A teenager aboard the Hope, a giant spaceship on a long voyage to colonize another world, seeks freedom from her rich, tyrannical father with a long-shot bid to join the first team of planetary settlers.
In this SF series opener, Hoff assumes readers are savvy enough to need no introductions to genre concepts like a “generation ship,” a deep-space ark taking breeding earthlings on a millennialong trek to a new life on another planet. The Hope is one such vessel, now 30 years away from the destination planet, Shindashir. But ship life is stifling for Anastasia Cartier—aka Anya—the 15-year-old daughter of the venal Thomas Cartier, the wealthiest man aboard and, hence, the population’s major behind-the-scenes influence (including on criminal activities). Controlling his family with a nightmarish web of surveillance, Thomas wants Anya to remain on the ship to marry 25-year-old rising officer Ryan Lancet—which will not only affirm the Cartier power base, but also continue the family’s rare, White Anglo bloodline.
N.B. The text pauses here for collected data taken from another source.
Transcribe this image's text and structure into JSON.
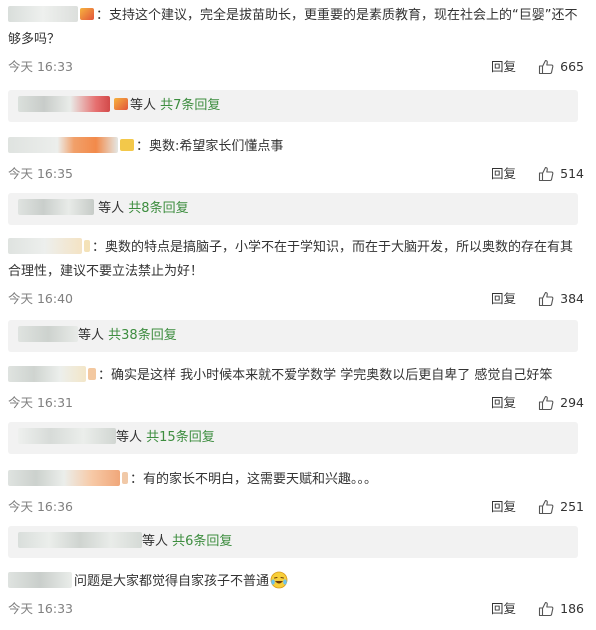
{
  "comments": [
    {
      "text": "：支持这个建议，完全是拔苗助长，更重要的是素质教育，现在社会上的“巨婴”还不够多吗？",
      "time": "今天 16:33",
      "reply_label": "回复",
      "likes": "665",
      "sub": {
        "prefix": "等人",
        "more": "共7条回复"
      }
    },
    {
      "text": "：奥数:希望家长们懂点事",
      "time": "今天 16:35",
      "reply_label": "回复",
      "likes": "514",
      "sub": {
        "prefix": "等人",
        "more": "共8条回复"
      }
    },
    {
      "text": "：奥数的特点是搞脑子，小学不在于学知识，而在于大脑开发，所以奥数的存在有其合理性，建议不要立法禁止为好！",
      "time": "今天 16:40",
      "reply_label": "回复",
      "likes": "384",
      "sub": {
        "prefix": "等人",
        "more": "共38条回复"
      }
    },
    {
      "text": "：确实是这样 我小时候本来就不爱学数学 学完奥数以后更自卑了 感觉自己好笨",
      "time": "今天 16:31",
      "reply_label": "回复",
      "likes": "294",
      "sub": {
        "prefix": "等人",
        "more": "共15条回复"
      }
    },
    {
      "text": "：有的家长不明白，这需要天赋和兴趣。。。",
      "time": "今天 16:36",
      "reply_label": "回复",
      "likes": "251",
      "sub": {
        "prefix": "等人",
        "more": "共6条回复"
      }
    },
    {
      "text": "问题是大家都觉得自家孩子不普通",
      "time": "今天 16:33",
      "reply_label": "回复",
      "likes": "186"
    }
  ],
  "colors": {
    "reply_count": "#3d8d3f",
    "meta_text": "#808080",
    "sub_bg": "#f2f2f2"
  },
  "icons": {
    "like": "thumbs-up-icon",
    "emoji": "laughing-crying-emoji-icon"
  }
}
Anya wants to break from her dysfunctional dynasty by joining the first vanguard of departing colonists, but she faces multiple obstacles, including being unfairly regarded as a privileged, spoiled rich kid. Worse, her ruthless father becomes violent when he does not get his way. A surprise ally for Anya is her new workmate in the ship’s greenhouses, dreadlocked teen Borsk King, declared doomed and nonreproducing material because of a rare genetic condition but secretly the best hacker on the Hope. Yet is he good enough to thwart Thomas’ machinations? Whereas other authors might indulge in breathless, Arthur C. Clarke–style descriptions of starship engineering and vast cosmic vistas, Hoff focuses instead on the psychological claustrophobia suffered by a hero in a cramped minitechnocracy where arranged mating via DNA optimization is the norm. On the Hope, rampant spying, loss of privacy, and betrayal go hand in hand with numerous regulations designed to protect the innocent (but which somehow fail). In a standard, time-proven, future-dystopia trope, Anya is caught between potential love interests who are both captivating and utterly impossible. Thomas makes one of the more compelling bad-dad villains this side of Darth Vader in this engaging, if sometimes talky, tale.
A smart, far-future space saga with a sympathetic protagonist facing stranglehold parental control.